Tote Tiere, vor allem Hühner und Kaninchen, die als Nahrung gehalten wurden, fingen an, die Ressourcen der Stadt zu überfordern, und viele wurden im Notfall geschlachtet, um zu verhindern, dass Menschen sie fraßen. (Dioxin reichert sich im Fettgewebe an und kann durch den Verzehr von Pflanzen oder Tieren aufgenommen werden.) Bis 1978 wurden schätzungsweise 80.000 Tiere geschlachtet.
Die Reaktion auf den Seveso-Unfall wurde allgemein als langsam und verpfuscht kritisiert. Es vergingen mehrere Tage, bis bekannt wurde, dass ein dioxinhaltiges Gas aus der Anlage freigesetzt worden war. Die Evakuierung der am schlimmsten betroffenen Gebiete dauerte mehrere Tage.

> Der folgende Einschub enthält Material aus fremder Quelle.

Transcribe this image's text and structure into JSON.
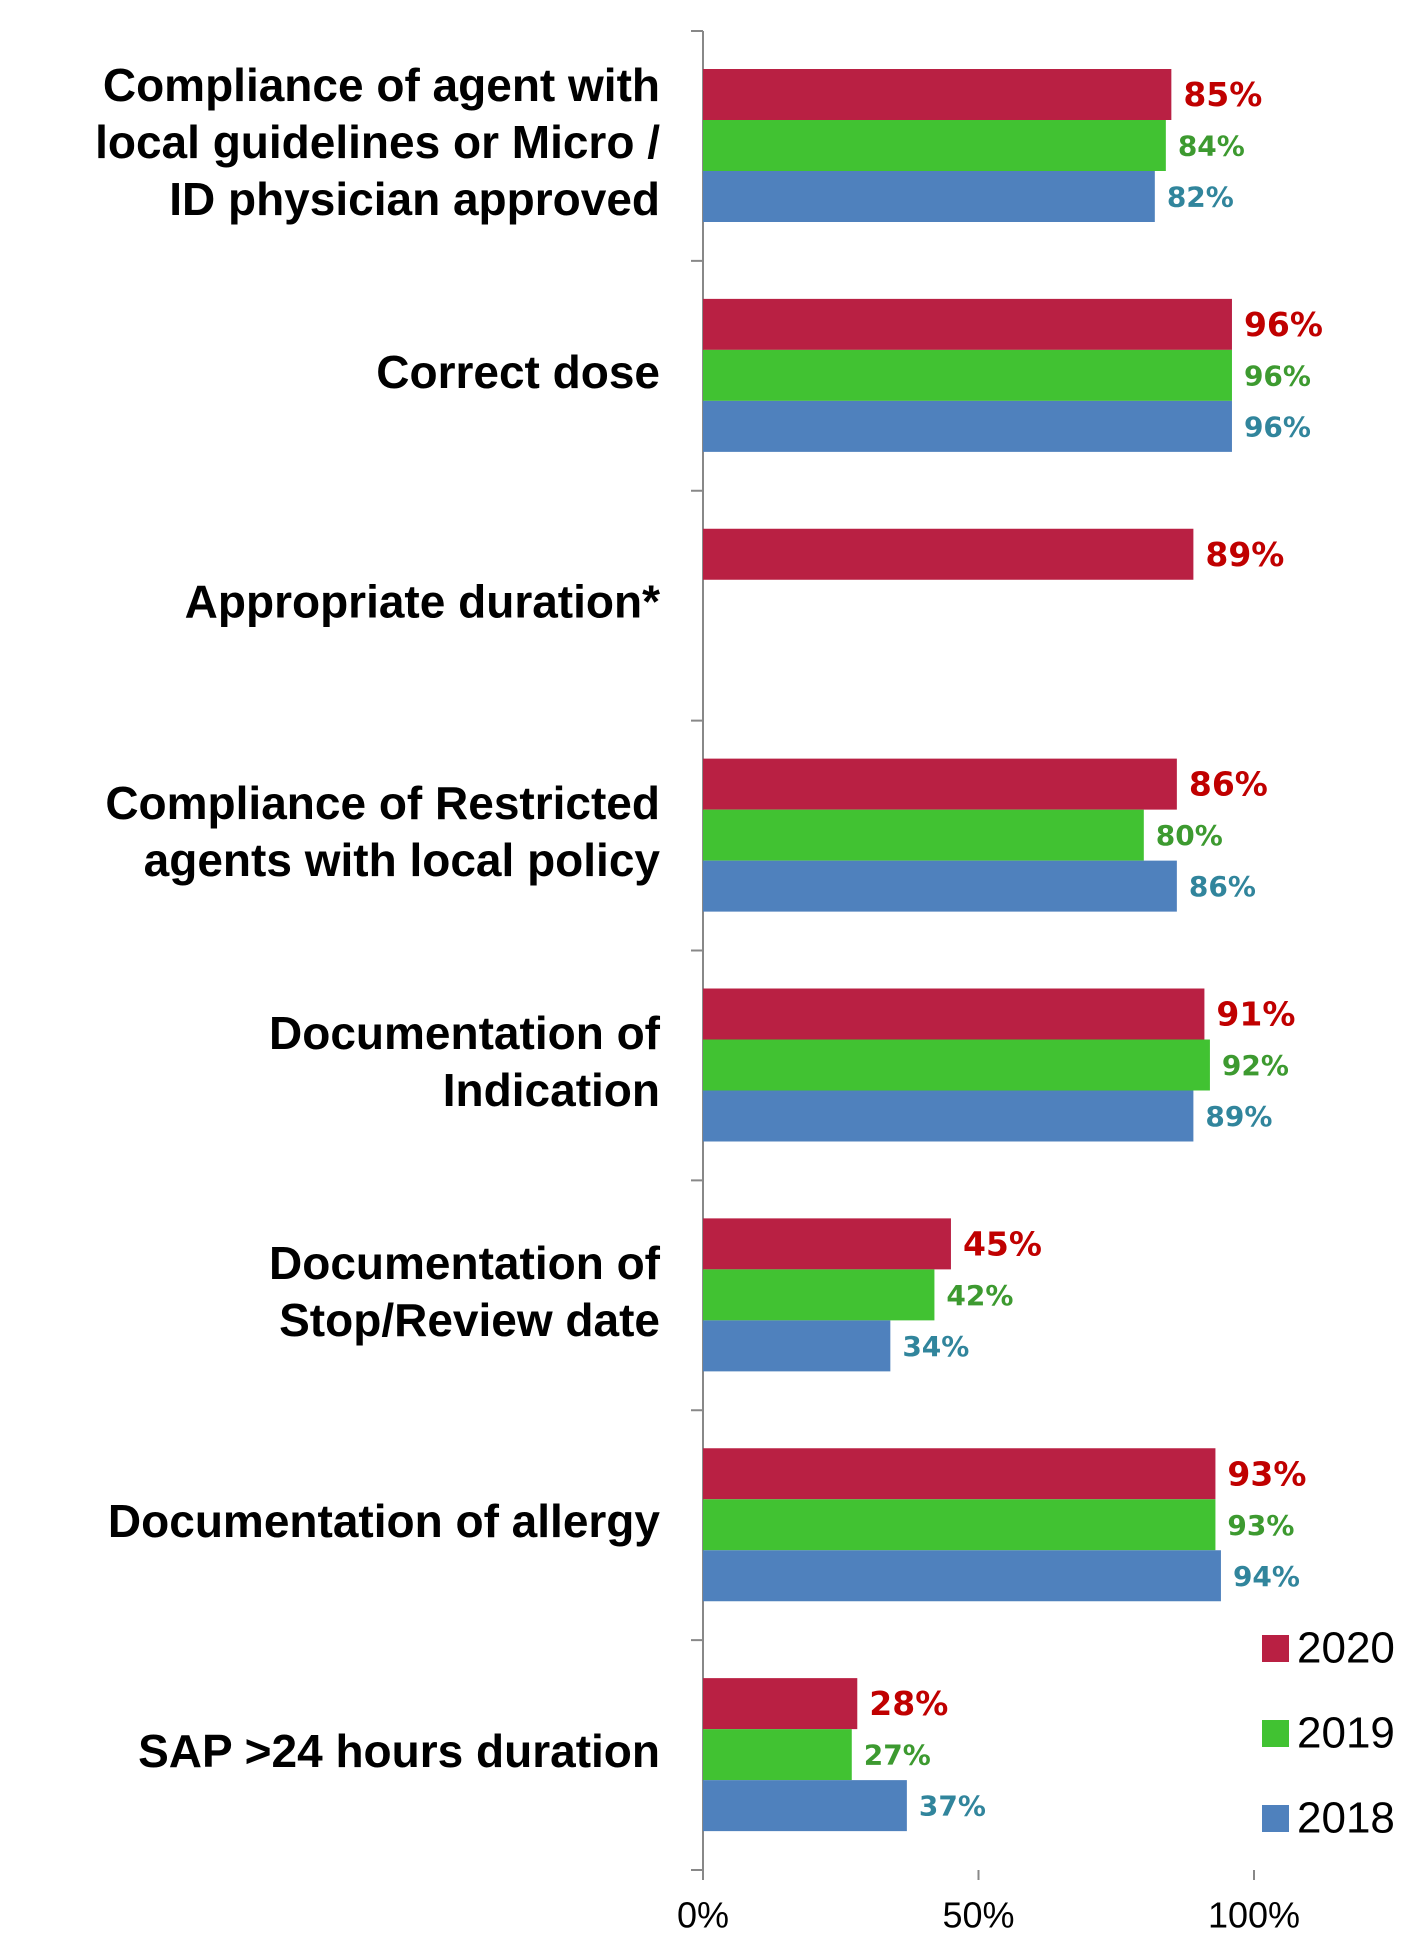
{
  "chart_data": {
    "type": "hbar",
    "categories": [
      [
        "Compliance of agent with",
        "local guidelines or Micro /",
        "ID physician approved"
      ],
      [
        "Correct dose"
      ],
      [
        "Appropriate duration*"
      ],
      [
        "Compliance of Restricted",
        "agents with local policy"
      ],
      [
        "Documentation of",
        "Indication"
      ],
      [
        "Documentation of",
        "Stop/Review date"
      ],
      [
        "Documentation of allergy"
      ],
      [
        "SAP >24 hours duration"
      ]
    ],
    "series": [
      {
        "name": "2020",
        "color": "#b92043",
        "label_color": "#c00000",
        "values": [
          85,
          96,
          89,
          86,
          91,
          45,
          93,
          28
        ],
        "value_labels": [
          "85%",
          "96%",
          "89%",
          "86%",
          "91%",
          "45%",
          "93%",
          "28%"
        ]
      },
      {
        "name": "2019",
        "color": "#41c232",
        "label_color": "#3d9a30",
        "values": [
          84,
          96,
          null,
          80,
          92,
          42,
          93,
          27
        ],
        "value_labels": [
          "84%",
          "96%",
          null,
          "80%",
          "92%",
          "42%",
          "93%",
          "27%"
        ]
      },
      {
        "name": "2018",
        "color": "#4f81bd",
        "label_color": "#31859c",
        "values": [
          82,
          96,
          null,
          86,
          89,
          34,
          94,
          37
        ],
        "value_labels": [
          "82%",
          "96%",
          null,
          "86%",
          "89%",
          "34%",
          "94%",
          "37%"
        ]
      }
    ],
    "xlim": [
      0,
      100
    ],
    "xticks": [
      {
        "value": 0,
        "label": "0%"
      },
      {
        "value": 50,
        "label": "50%"
      },
      {
        "value": 100,
        "label": "100%"
      }
    ],
    "legend": "lower right"
  }
}
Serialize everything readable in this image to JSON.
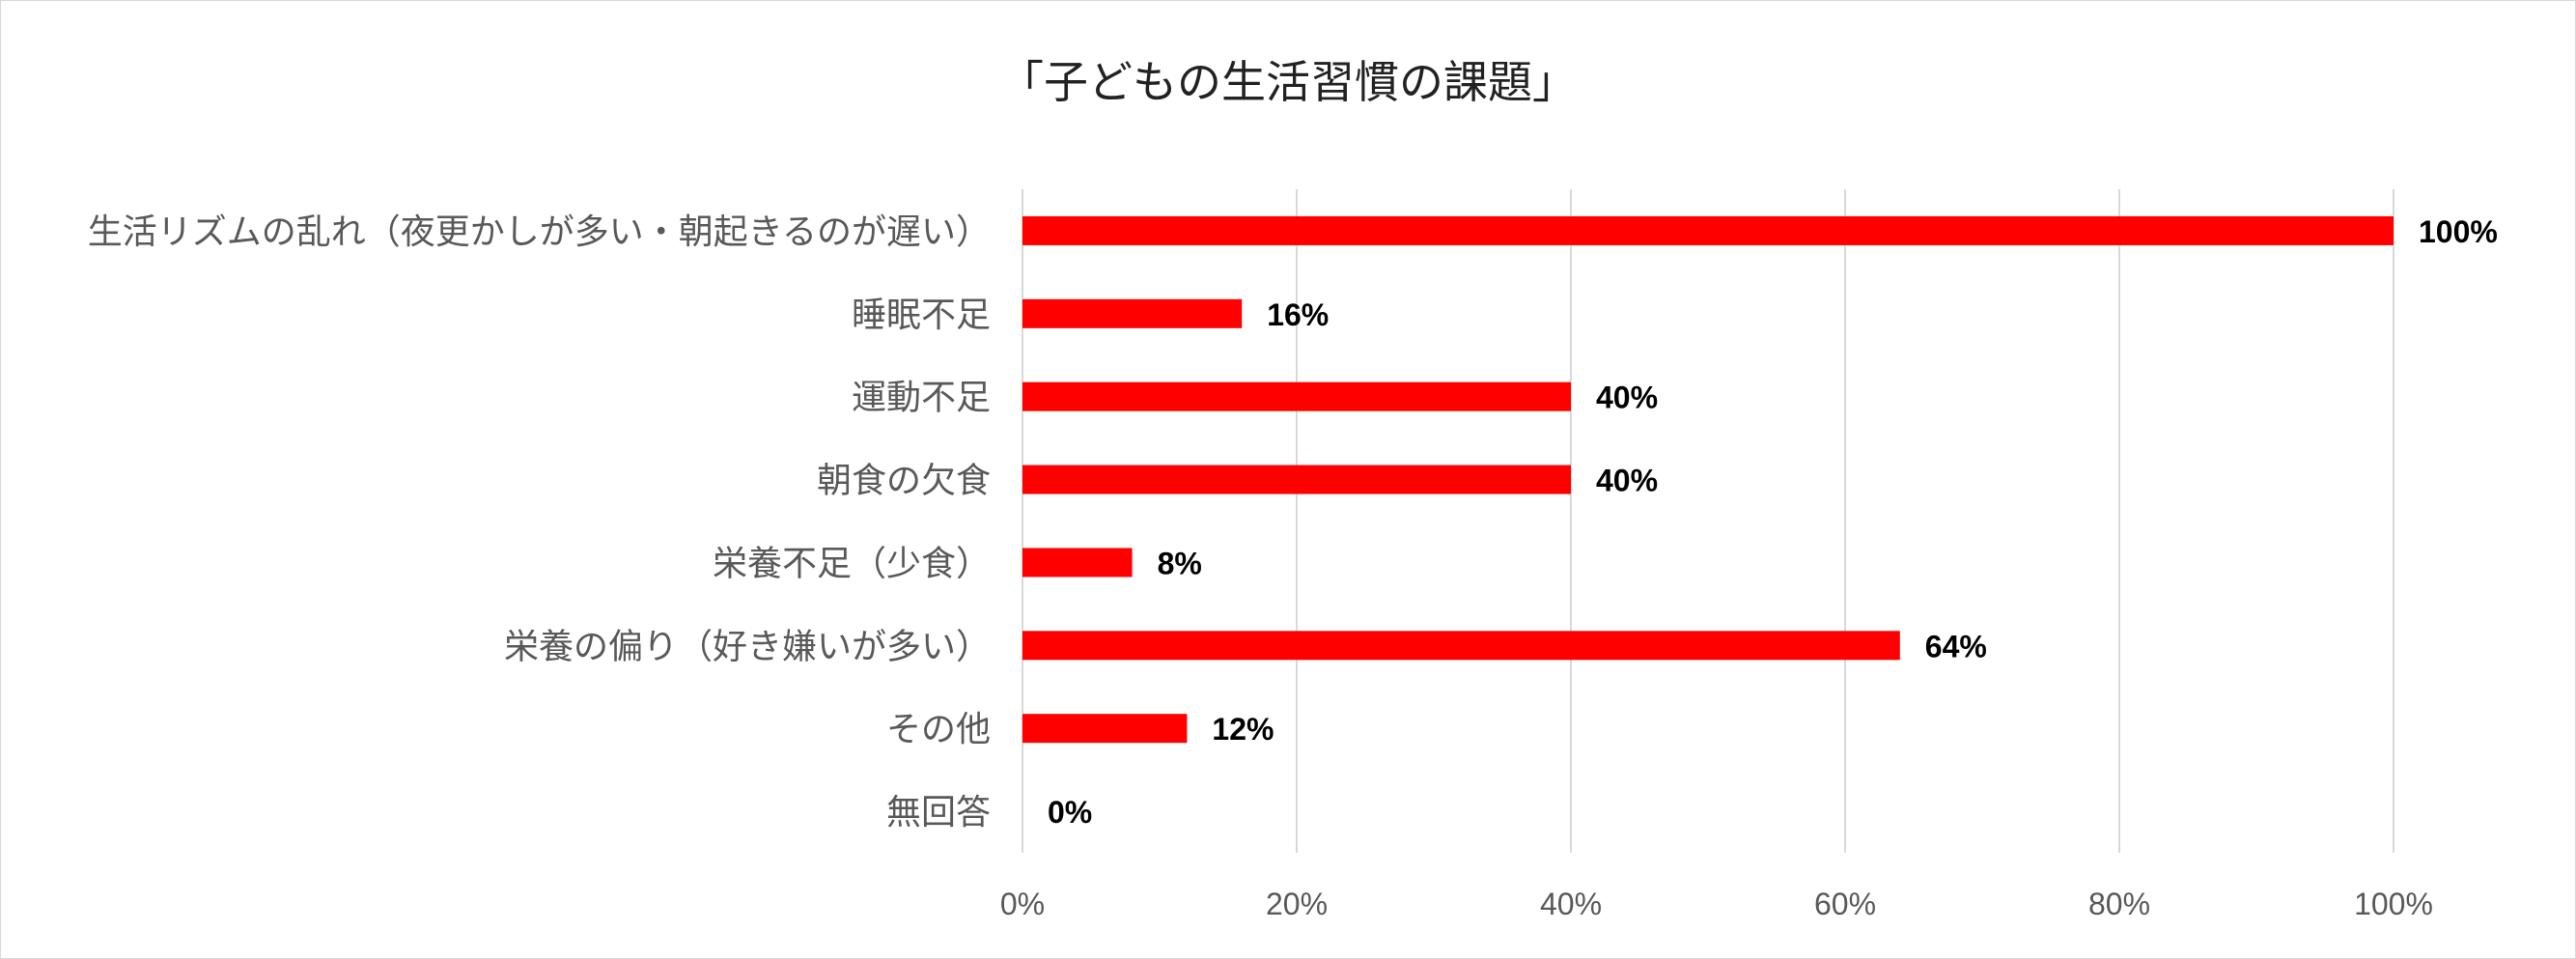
{
  "chart_data": {
    "type": "bar",
    "orientation": "horizontal",
    "title": "「子どもの生活習慣の課題」",
    "categories": [
      "生活リズムの乱れ（夜更かしが多い・朝起きるのが遅い）",
      "睡眠不足",
      "運動不足",
      "朝食の欠食",
      "栄養不足（少食）",
      "栄養の偏り（好き嫌いが多い）",
      "その他",
      "無回答"
    ],
    "values": [
      100,
      16,
      40,
      40,
      8,
      64,
      12,
      0
    ],
    "value_labels": [
      "100%",
      "16%",
      "40%",
      "40%",
      "8%",
      "64%",
      "12%",
      "0%"
    ],
    "xlim": [
      0,
      100
    ],
    "x_ticks": [
      "0%",
      "20%",
      "40%",
      "60%",
      "80%",
      "100%"
    ],
    "grid": true,
    "legend": "none",
    "bar_color": "#ff0000"
  }
}
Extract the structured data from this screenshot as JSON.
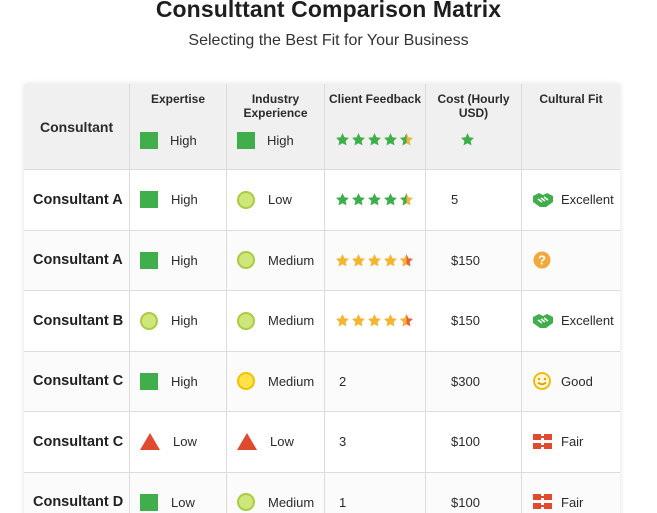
{
  "title": "Consulttant Comparison Matrix",
  "subtitle": "Selecting the Best Fit for Your Business",
  "colors": {
    "green": "#3fae4b",
    "light_green": "#cfe67a",
    "yellow": "#ffe14a",
    "red": "#e04a2e",
    "orange_star": "#f2a93b",
    "gold_star": "#f5b52e"
  },
  "headers": {
    "consultant": "Consultant",
    "expertise": "Expertise",
    "industry": "Industry Experience",
    "feedback": "Client Feedback",
    "cost": "Cost (Hourly USD)",
    "fit": "Cultural Fit"
  },
  "header_samples": {
    "expertise": {
      "icon": "green-square",
      "text": "High"
    },
    "industry": {
      "icon": "green-square",
      "text": "High"
    },
    "feedback_rating": 4.5,
    "cost_icon": "star-icon"
  },
  "rows": [
    {
      "name": "Consultant A",
      "expertise_icon": "green-square",
      "expertise": "High",
      "industry_icon": "light-green-circle",
      "industry": "Low",
      "feedback_type": "stars",
      "rating": 4.5,
      "star_style": "green",
      "cost": "5",
      "fit_icon": "handshake-icon",
      "fit": "Excellent"
    },
    {
      "name": "Consultant A",
      "expertise_icon": "green-square",
      "expertise": "High",
      "industry_icon": "light-green-circle",
      "industry": "Medium",
      "feedback_type": "stars",
      "rating": 4.5,
      "star_style": "gold",
      "cost": "$150",
      "fit_icon": "question-icon",
      "fit": ""
    },
    {
      "name": "Consultant B",
      "expertise_icon": "light-green-circle",
      "expertise": "High",
      "industry_icon": "light-green-circle",
      "industry": "Medium",
      "feedback_type": "stars",
      "rating": 4.5,
      "star_style": "gold",
      "cost": "$150",
      "fit_icon": "handshake-icon",
      "fit": "Excellent"
    },
    {
      "name": "Consultant C",
      "expertise_icon": "green-square",
      "expertise": "High",
      "industry_icon": "yellow-circle",
      "industry": "Medium",
      "feedback_type": "number",
      "feedback": "2",
      "cost": "$300",
      "fit_icon": "smiley-icon",
      "fit": "Good"
    },
    {
      "name": "Consultant C",
      "expertise_icon": "red-triangle",
      "expertise": "Low",
      "industry_icon": "red-triangle",
      "industry": "Low",
      "feedback_type": "number",
      "feedback": "3",
      "cost": "$100",
      "fit_icon": "puzzle-icon",
      "fit": "Fair"
    },
    {
      "name": "Consultant D",
      "expertise_icon": "green-square",
      "expertise": "Low",
      "industry_icon": "light-green-circle",
      "industry": "Medium",
      "feedback_type": "number",
      "feedback": "1",
      "cost": "$100",
      "fit_icon": "puzzle-icon",
      "fit": "Fair"
    }
  ]
}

Die Erforschung der langfristigen Auswirkungen der Seveso-Katastrophe auf die Gesundheit ist noch nicht abgeschlossen. Eine Studie aus dem Jahr 2008 ergab, dass Babys von Frauen, die zum Zeitpunkt des Unfalls in dem kontaminierten Gebiet lebten, eine etwa sechsmal höhere Wahrscheinlichkeit hatten, die Schilddrüsenfunktion zu verändern als andere Babys. Darüber hinaus wurde in einem Bericht von 2009 eine Zunahme von Brust- und Lymphkrebserkrankungen in der Region festgestellt. Andere Untersuchungen zu Leber-, Immun-, neurologischen und reproduktiven Wirkungen ergaben jedoch keine schlüssigen Informationen.
Seveso und seine Bewohner fungieren weiterhin als eine Art "lebendes Labor" für die Auswirkungen der Dioxinexposition auf Mensch und Tier. In ganz Europa ist der Name Seveso mittlerweile mit strengen Vorschriften verbunden, nach denen alle Einrichtungen, die gefährliche Stoffe lagern, herstellen oder handhaben, die lokalen Behörden und Gemeinden über die Art ihrer Einrichtung informieren und Maßnahmen zur Verhütung und Reaktion auf Unfälle, die zu Unfällen führen, erstellen und veröffentlichen müssen kann auftreten.
Das ICMESA-Werk ist nun vollständig geschlossen und der Seveso Oak Forest Park wurde über der begrabenen Anlage angelegt. Unterhalb des bewaldeten Parks befinden sich jedoch zwei Tanks, in denen die Überreste Tausender geschlachteter Tiere aufbewahrt werden, die zerstörte Chemiefabrik und der Boden, der den höchsten Grad an Dioxinkontamination aufwies.